Trump plans to dump Obamacare
President Donald J. Trump issued an executive order titled “Minimizing the Economic Burden of the Patient Protection and Affordable Care Act Pending Repeal” on Jan. 20 to direct members of his administration towards initiating the process of revoking and replacing the legislation.
According to the official policy stance published on his website, Trump aims to repeal the Affordable Care Act (ACA), along with the support of the Republican-majority Congress. Confronted with this possibility under the Trump administration, legislators and citizens alike will have to face the major changes the healthcare system will undergo.
“An ACA repeal without replacement could cut insurance and job opportunities for millions of Americans,” Jacqueline Miller, University of California, San Francisco Healthforce Center chief research analyst, said. “Potentially, people could lose coverage nationwide, health insurance would not be mandatory, and a lot of jobs in the health force could be lost.”
The Affordable Care Act, one of the Obama administration’s chief policy achievements and the most significant healthcare reform since Lyndon B. Johnson’s implementation of Medicare and Medicaid, provides over 20 million people with universal health coverage. Before the ACA was put into effect in 2010, over 47 million Americans had no access to any form of health insurance whatsoever, while nearly 30 million were underinsured.
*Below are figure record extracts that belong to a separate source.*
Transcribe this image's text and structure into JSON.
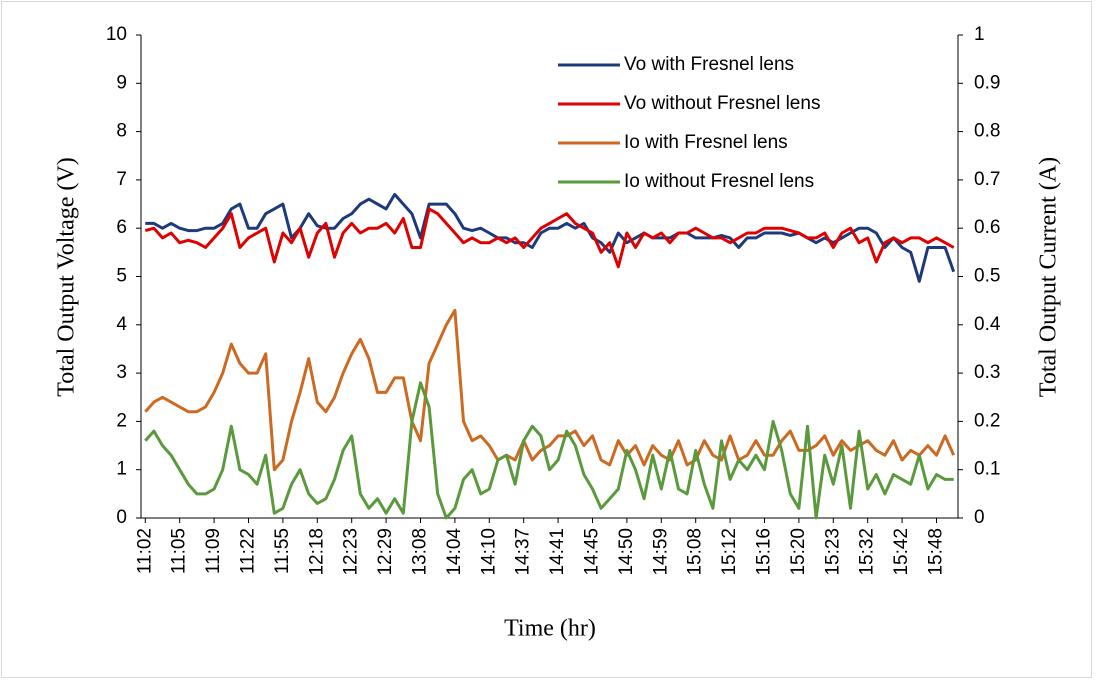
{
  "chart_data": {
    "type": "line",
    "xlabel": "Time (hr)",
    "ylabel": "Total Output Voltage (V)",
    "y2label": "Total Output Current (A)",
    "categories": [
      "11:02",
      null,
      null,
      null,
      "11:05",
      null,
      null,
      null,
      "11:09",
      null,
      null,
      null,
      "11:22",
      null,
      null,
      null,
      "11:55",
      null,
      null,
      null,
      "12:18",
      null,
      null,
      null,
      "12:23",
      null,
      null,
      null,
      "12:29",
      null,
      null,
      null,
      "13:08",
      null,
      null,
      null,
      "14:04",
      null,
      null,
      null,
      "14:10",
      null,
      null,
      null,
      "14:37",
      null,
      null,
      null,
      "14:41",
      null,
      null,
      null,
      "14:45",
      null,
      null,
      null,
      "14:50",
      null,
      null,
      null,
      "14:59",
      null,
      null,
      null,
      "15:08",
      null,
      null,
      null,
      "15:12",
      null,
      null,
      null,
      "15:16",
      null,
      null,
      null,
      "15:20",
      null,
      null,
      null,
      "15:23",
      null,
      null,
      null,
      "15:32",
      null,
      null,
      null,
      "15:42",
      null,
      null,
      null,
      "15:48",
      null,
      null
    ],
    "ylim": [
      0,
      10
    ],
    "yticks": [
      0,
      1,
      2,
      3,
      4,
      5,
      6,
      7,
      8,
      9,
      10
    ],
    "y2lim": [
      0,
      1
    ],
    "y2ticks": [
      0,
      0.1,
      0.2,
      0.3,
      0.4,
      0.5,
      0.6,
      0.7,
      0.8,
      0.9,
      1
    ],
    "legend": "top-right",
    "series": [
      {
        "name": "Vo with Fresnel lens",
        "color": "#1f3a7a",
        "values": [
          6.1,
          6.1,
          6.0,
          6.1,
          6.0,
          5.95,
          5.95,
          6.0,
          6.0,
          6.1,
          6.4,
          6.5,
          6.0,
          6.0,
          6.3,
          6.4,
          6.5,
          5.8,
          6.0,
          6.3,
          6.05,
          6.0,
          6.0,
          6.2,
          6.3,
          6.5,
          6.6,
          6.5,
          6.4,
          6.7,
          6.5,
          6.3,
          5.8,
          6.5,
          6.5,
          6.5,
          6.3,
          6.0,
          5.95,
          6.0,
          5.9,
          5.8,
          5.8,
          5.7,
          5.7,
          5.6,
          5.9,
          6.0,
          6.0,
          6.1,
          6.0,
          6.1,
          5.8,
          5.7,
          5.5,
          5.9,
          5.7,
          5.8,
          5.9,
          5.8,
          5.8,
          5.8,
          5.9,
          5.9,
          5.8,
          5.8,
          5.8,
          5.85,
          5.8,
          5.6,
          5.8,
          5.8,
          5.9,
          5.9,
          5.9,
          5.85,
          5.9,
          5.8,
          5.7,
          5.8,
          5.7,
          5.8,
          5.9,
          6.0,
          6.0,
          5.9,
          5.6,
          5.8,
          5.6,
          5.5,
          4.9,
          5.6,
          5.6,
          5.6,
          5.1
        ]
      },
      {
        "name": "Vo without Fresnel lens",
        "color": "#e00000",
        "values": [
          5.95,
          6.0,
          5.8,
          5.9,
          5.7,
          5.75,
          5.7,
          5.6,
          5.8,
          6.0,
          6.3,
          5.6,
          5.8,
          5.9,
          6.0,
          5.3,
          5.9,
          5.7,
          6.0,
          5.4,
          5.9,
          6.1,
          5.4,
          5.9,
          6.1,
          5.9,
          6.0,
          6.0,
          6.1,
          5.9,
          6.2,
          5.6,
          5.6,
          6.4,
          6.3,
          6.1,
          5.9,
          5.7,
          5.8,
          5.7,
          5.7,
          5.8,
          5.7,
          5.8,
          5.6,
          5.8,
          6.0,
          6.1,
          6.2,
          6.3,
          6.1,
          6.0,
          5.9,
          5.5,
          5.7,
          5.2,
          5.9,
          5.6,
          5.9,
          5.8,
          5.9,
          5.7,
          5.9,
          5.9,
          6.0,
          5.9,
          5.8,
          5.8,
          5.7,
          5.8,
          5.9,
          5.9,
          6.0,
          6.0,
          6.0,
          5.95,
          5.9,
          5.8,
          5.8,
          5.9,
          5.6,
          5.9,
          6.0,
          5.7,
          5.8,
          5.3,
          5.7,
          5.8,
          5.7,
          5.8,
          5.8,
          5.7,
          5.8,
          5.7,
          5.6
        ]
      },
      {
        "name": "Io with Fresnel lens",
        "color": "#cc6a22",
        "axis": "y2",
        "values": [
          0.22,
          0.24,
          0.25,
          0.24,
          0.23,
          0.22,
          0.22,
          0.23,
          0.26,
          0.3,
          0.36,
          0.32,
          0.3,
          0.3,
          0.34,
          0.1,
          0.12,
          0.2,
          0.26,
          0.33,
          0.24,
          0.22,
          0.25,
          0.3,
          0.34,
          0.37,
          0.33,
          0.26,
          0.26,
          0.29,
          0.29,
          0.2,
          0.16,
          0.32,
          0.36,
          0.4,
          0.43,
          0.2,
          0.16,
          0.17,
          0.15,
          0.12,
          0.13,
          0.12,
          0.16,
          0.12,
          0.14,
          0.15,
          0.17,
          0.17,
          0.18,
          0.15,
          0.17,
          0.12,
          0.11,
          0.16,
          0.13,
          0.15,
          0.11,
          0.15,
          0.13,
          0.12,
          0.16,
          0.11,
          0.12,
          0.16,
          0.13,
          0.12,
          0.17,
          0.12,
          0.13,
          0.16,
          0.13,
          0.13,
          0.16,
          0.18,
          0.14,
          0.14,
          0.15,
          0.17,
          0.13,
          0.16,
          0.14,
          0.15,
          0.16,
          0.14,
          0.13,
          0.16,
          0.12,
          0.14,
          0.13,
          0.15,
          0.13,
          0.17,
          0.13
        ]
      },
      {
        "name": "Io without Fresnel lens",
        "color": "#5a9a3c",
        "axis": "y2",
        "values": [
          0.16,
          0.18,
          0.15,
          0.13,
          0.1,
          0.07,
          0.05,
          0.05,
          0.06,
          0.1,
          0.19,
          0.1,
          0.09,
          0.07,
          0.13,
          0.01,
          0.02,
          0.07,
          0.1,
          0.05,
          0.03,
          0.04,
          0.08,
          0.14,
          0.17,
          0.05,
          0.02,
          0.04,
          0.01,
          0.04,
          0.01,
          0.2,
          0.28,
          0.23,
          0.05,
          0.0,
          0.02,
          0.08,
          0.1,
          0.05,
          0.06,
          0.12,
          0.13,
          0.07,
          0.16,
          0.19,
          0.17,
          0.1,
          0.12,
          0.18,
          0.15,
          0.09,
          0.06,
          0.02,
          0.04,
          0.06,
          0.14,
          0.1,
          0.04,
          0.13,
          0.06,
          0.14,
          0.06,
          0.05,
          0.14,
          0.07,
          0.02,
          0.16,
          0.08,
          0.12,
          0.1,
          0.13,
          0.1,
          0.2,
          0.14,
          0.05,
          0.02,
          0.19,
          0.0,
          0.13,
          0.07,
          0.15,
          0.02,
          0.18,
          0.06,
          0.09,
          0.05,
          0.09,
          0.08,
          0.07,
          0.13,
          0.06,
          0.09,
          0.08,
          0.08
        ]
      }
    ]
  }
}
The groups affected most by Trump’s proposed repeal include low-income families and businesses, which comprise over 16 million of those covered under the ACA, and women. Prior to the implementation of the act, the majority of health care plans routinely charged women up to 60 percent more for their monthly insurance premiums.
The ACA prohibited insurance companies from financially discriminating against their clients while also providing 48 million women with access to preventative services.
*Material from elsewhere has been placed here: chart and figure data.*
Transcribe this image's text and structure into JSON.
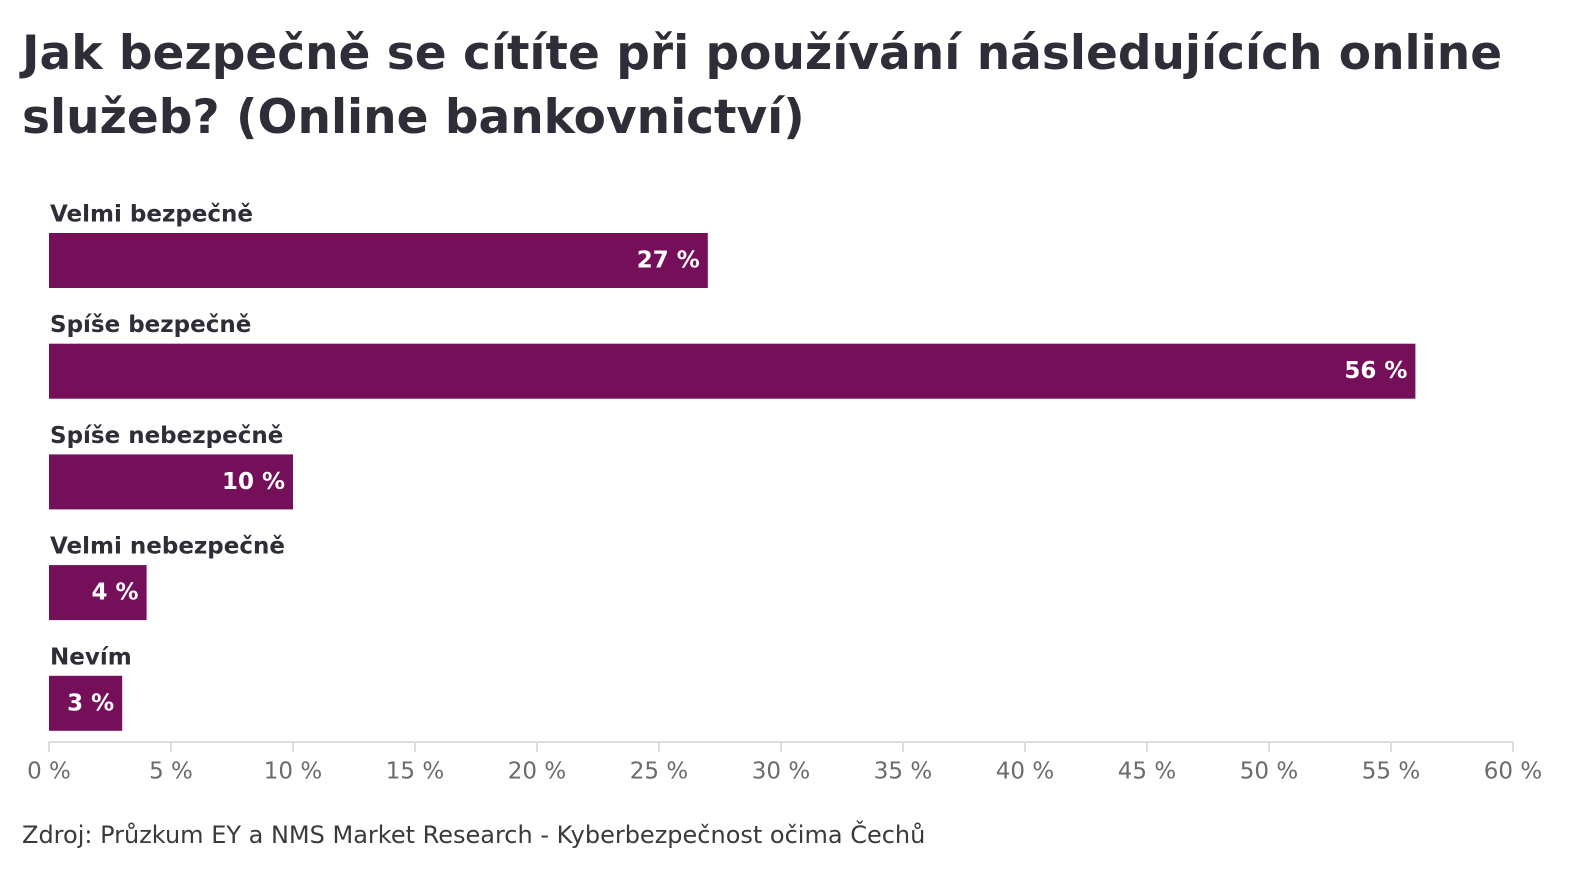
{
  "chart_data": {
    "type": "bar",
    "orientation": "horizontal",
    "title": "Jak bezpečně se cítíte při používání následujících online služeb? (Online bankovnictví)",
    "categories": [
      "Velmi bezpečně",
      "Spíše bezpečně",
      "Spíše nebezpečně",
      "Velmi nebezpečně",
      "Nevím"
    ],
    "values": [
      27,
      56,
      10,
      4,
      3
    ],
    "value_labels": [
      "27 %",
      "56 %",
      "10 %",
      "4 %",
      "3 %"
    ],
    "color": "#750f5a",
    "xlim": [
      0,
      60
    ],
    "xticks": [
      {
        "value": 0,
        "label": "0 %"
      },
      {
        "value": 5,
        "label": "5 %"
      },
      {
        "value": 10,
        "label": "10 %"
      },
      {
        "value": 15,
        "label": "15 %"
      },
      {
        "value": 20,
        "label": "20 %"
      },
      {
        "value": 25,
        "label": "25 %"
      },
      {
        "value": 30,
        "label": "30 %"
      },
      {
        "value": 35,
        "label": "35 %"
      },
      {
        "value": 40,
        "label": "40 %"
      },
      {
        "value": 45,
        "label": "45 %"
      },
      {
        "value": 50,
        "label": "50 %"
      },
      {
        "value": 55,
        "label": "55 %"
      },
      {
        "value": 60,
        "label": "60 %"
      }
    ],
    "source": "Zdroj: Průzkum EY a NMS Market Research - Kyberbezpečnost očima Čechů"
  }
}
“The affordable care act has helped women the most by providing more with healthcare insurance, and with that healthcare insurance, access the full range of affordable contraceptives,” MiQuel Davies, a health representative of the National Women’s Law Center, said. “Most women aren’t able to access health insurance or preventable care because of the expense, and so the affordable care act is really important for women- particularly underserved women.”
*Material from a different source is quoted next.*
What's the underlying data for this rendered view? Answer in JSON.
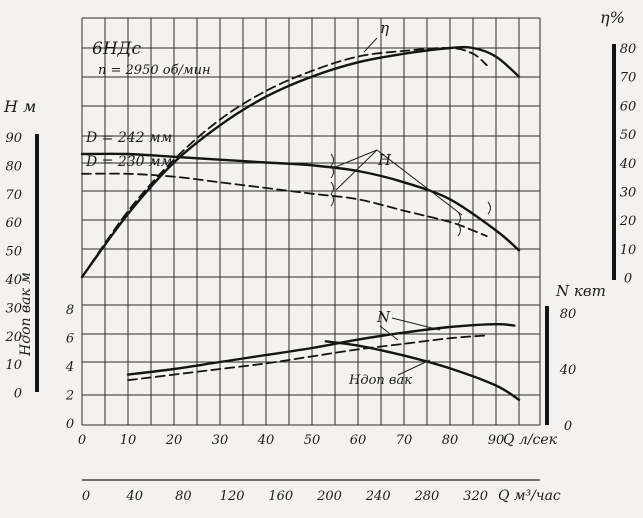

The Trump administration has affirmed that it would potentially keep some parts of the ACA. An important component outlined in the act that stands to be changed or maintained is the regulation that insurance companies cannot charge patients with pre-existing conditions that increase their need for medical care. The part of the ACA that provides people below the age of 26 with accessibility to their parents’ health insurance is another constituent that may or may not remain if the act is repealed.
“People with pre-existing conditions who need healthcare the most might be charged more, which will create a lot of barriers for them,” Miller said. “And it would come as a devastating loss to a lot of kids going to college and who are in school who can’t afford to have a full-time job that gives them benefits.”
While the ACA extends comprehensive, equitable health coverage to a wide range of recipients, it also resulted in higher premiums for many people who had insurance prior to the implementation of the act, as well as fines for the uninsured. Trump has proposed that he would minimized these costs as part of his replacement of the act.
“Trump’s ideas to ‘cut cost’ wouldn’t necessarily be effective, but it’s very difficult to speculate at this point what Trump will do,” Miller said. “What’s important to know is that the replacement is a big issue- if everything is cut, and if there’s nothing to replace it with, what will people do without something else to go off of?”